The Woman and the Rose
- Author: Mohammed Zafzaf
- Language: Arabic
- Genre: Novel
- Publication date: 1972
- Publication place: Morocco
- Pages: 156

= The Woman and the Rose =

1972 novel by Mohamed Zafzaf

The Woman and the Rose (Arabic: المرأة و الوردة) is a 1972 novel by Mohamed Zafzaf, which critics have described as a turning point in the development of the modern Moroccan Arabic novel.

== Plot ==
The novel centers around Muhammad, an educated Moroccan in his thirties living in Torremolinos, Spain. Impoverished, adrift, and alienated, Muhammad lives off of the European women he sleeps with. Two friends, also Moroccan emigrants, involve him in a scheme to smuggle cannabis from Tangier. After Muhammad's mistakes undermine the plan, his friends abandon him in Morocco, where the novel concludes.

== Themes ==

The style of The Woman and the Rose is disorganized and labyrinthine, departing from the previous conventions of Moroccan literature in its use of multiple narrators and reliance on symbolic and aesthetic imagery. By departing from the style of "nationalist realism" established by Abdelkrim Ghallab and pervasive in Moroccan literature, Zafzaf established a new form for the Moroccan novel. Zafzaf's stylistic innovations respond to the literary critiques of figures such as Abdallah Laroui, Abdelkebir Khatibi, and Mohammed Berrada, while also allowing him to level subtle criticisms at the social structures of postcolonial Morocco.
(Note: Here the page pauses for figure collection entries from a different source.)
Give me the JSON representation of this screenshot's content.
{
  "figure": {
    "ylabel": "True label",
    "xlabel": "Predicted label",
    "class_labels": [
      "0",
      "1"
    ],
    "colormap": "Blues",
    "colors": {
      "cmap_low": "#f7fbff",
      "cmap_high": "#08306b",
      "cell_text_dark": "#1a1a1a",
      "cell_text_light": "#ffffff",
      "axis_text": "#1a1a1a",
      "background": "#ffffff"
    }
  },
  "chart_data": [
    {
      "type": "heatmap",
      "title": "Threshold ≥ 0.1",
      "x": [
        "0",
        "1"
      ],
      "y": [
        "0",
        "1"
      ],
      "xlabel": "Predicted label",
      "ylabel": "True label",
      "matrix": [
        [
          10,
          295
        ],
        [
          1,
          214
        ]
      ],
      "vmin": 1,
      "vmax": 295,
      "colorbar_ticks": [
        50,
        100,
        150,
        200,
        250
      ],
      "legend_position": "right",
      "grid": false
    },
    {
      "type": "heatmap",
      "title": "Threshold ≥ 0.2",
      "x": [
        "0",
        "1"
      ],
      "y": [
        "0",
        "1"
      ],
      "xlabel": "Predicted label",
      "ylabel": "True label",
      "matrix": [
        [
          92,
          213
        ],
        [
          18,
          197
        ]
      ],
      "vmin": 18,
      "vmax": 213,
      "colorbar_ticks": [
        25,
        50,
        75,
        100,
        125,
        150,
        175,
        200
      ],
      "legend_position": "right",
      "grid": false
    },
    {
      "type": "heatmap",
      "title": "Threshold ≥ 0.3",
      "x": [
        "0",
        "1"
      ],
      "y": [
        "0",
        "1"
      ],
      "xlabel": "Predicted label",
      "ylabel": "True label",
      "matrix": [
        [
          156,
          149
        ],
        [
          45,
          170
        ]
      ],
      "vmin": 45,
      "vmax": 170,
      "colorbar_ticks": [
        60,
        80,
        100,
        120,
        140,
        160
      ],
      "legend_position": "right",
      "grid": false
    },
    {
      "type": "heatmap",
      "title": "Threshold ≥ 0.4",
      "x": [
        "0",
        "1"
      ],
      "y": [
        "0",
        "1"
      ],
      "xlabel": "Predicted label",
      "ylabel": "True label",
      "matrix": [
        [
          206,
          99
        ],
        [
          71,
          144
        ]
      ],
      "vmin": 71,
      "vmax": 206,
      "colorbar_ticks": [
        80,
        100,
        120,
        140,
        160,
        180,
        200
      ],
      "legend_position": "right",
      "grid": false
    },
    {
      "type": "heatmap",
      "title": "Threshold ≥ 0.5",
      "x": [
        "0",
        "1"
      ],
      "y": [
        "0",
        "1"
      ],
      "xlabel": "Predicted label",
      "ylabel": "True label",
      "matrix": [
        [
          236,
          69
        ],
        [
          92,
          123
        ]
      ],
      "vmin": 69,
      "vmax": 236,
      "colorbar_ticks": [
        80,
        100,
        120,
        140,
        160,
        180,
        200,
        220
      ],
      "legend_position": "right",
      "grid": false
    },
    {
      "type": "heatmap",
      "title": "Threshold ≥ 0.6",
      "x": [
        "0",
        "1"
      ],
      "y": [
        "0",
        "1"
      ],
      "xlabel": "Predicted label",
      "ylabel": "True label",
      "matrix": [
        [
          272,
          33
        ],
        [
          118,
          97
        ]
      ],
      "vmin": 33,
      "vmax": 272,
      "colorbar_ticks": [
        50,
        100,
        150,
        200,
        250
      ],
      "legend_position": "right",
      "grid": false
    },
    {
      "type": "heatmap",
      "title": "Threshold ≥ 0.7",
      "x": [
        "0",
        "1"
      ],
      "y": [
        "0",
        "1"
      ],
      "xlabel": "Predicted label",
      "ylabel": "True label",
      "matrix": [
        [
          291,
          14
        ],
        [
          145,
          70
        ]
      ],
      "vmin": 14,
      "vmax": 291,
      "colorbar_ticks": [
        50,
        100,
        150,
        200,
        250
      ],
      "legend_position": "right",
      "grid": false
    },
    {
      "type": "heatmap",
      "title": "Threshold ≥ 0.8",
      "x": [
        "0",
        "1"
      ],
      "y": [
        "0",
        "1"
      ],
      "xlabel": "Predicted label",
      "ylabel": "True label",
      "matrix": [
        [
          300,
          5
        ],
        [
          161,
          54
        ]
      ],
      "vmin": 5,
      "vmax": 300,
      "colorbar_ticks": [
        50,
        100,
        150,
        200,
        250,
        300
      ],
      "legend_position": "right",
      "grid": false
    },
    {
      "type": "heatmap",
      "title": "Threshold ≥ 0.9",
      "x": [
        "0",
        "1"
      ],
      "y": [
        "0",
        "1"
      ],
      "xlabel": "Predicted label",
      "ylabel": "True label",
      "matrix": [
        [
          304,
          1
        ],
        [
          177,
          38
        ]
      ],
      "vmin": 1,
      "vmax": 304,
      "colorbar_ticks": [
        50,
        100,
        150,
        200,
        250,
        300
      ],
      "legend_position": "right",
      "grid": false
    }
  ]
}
Zafzaf's earthy, realistic depictions of human bodies, physical pleasures, sex, and drugs have drawn criticism from some Moroccan critics, who have described the book as "bestial" and "obscene". Other critics have praised his "frenzied affirmation of the body", a theme which sparked a new trend in Moroccan literature. Other controversial themes in The Woman and the Rose include the concepts of gender, self, identity, and otherness.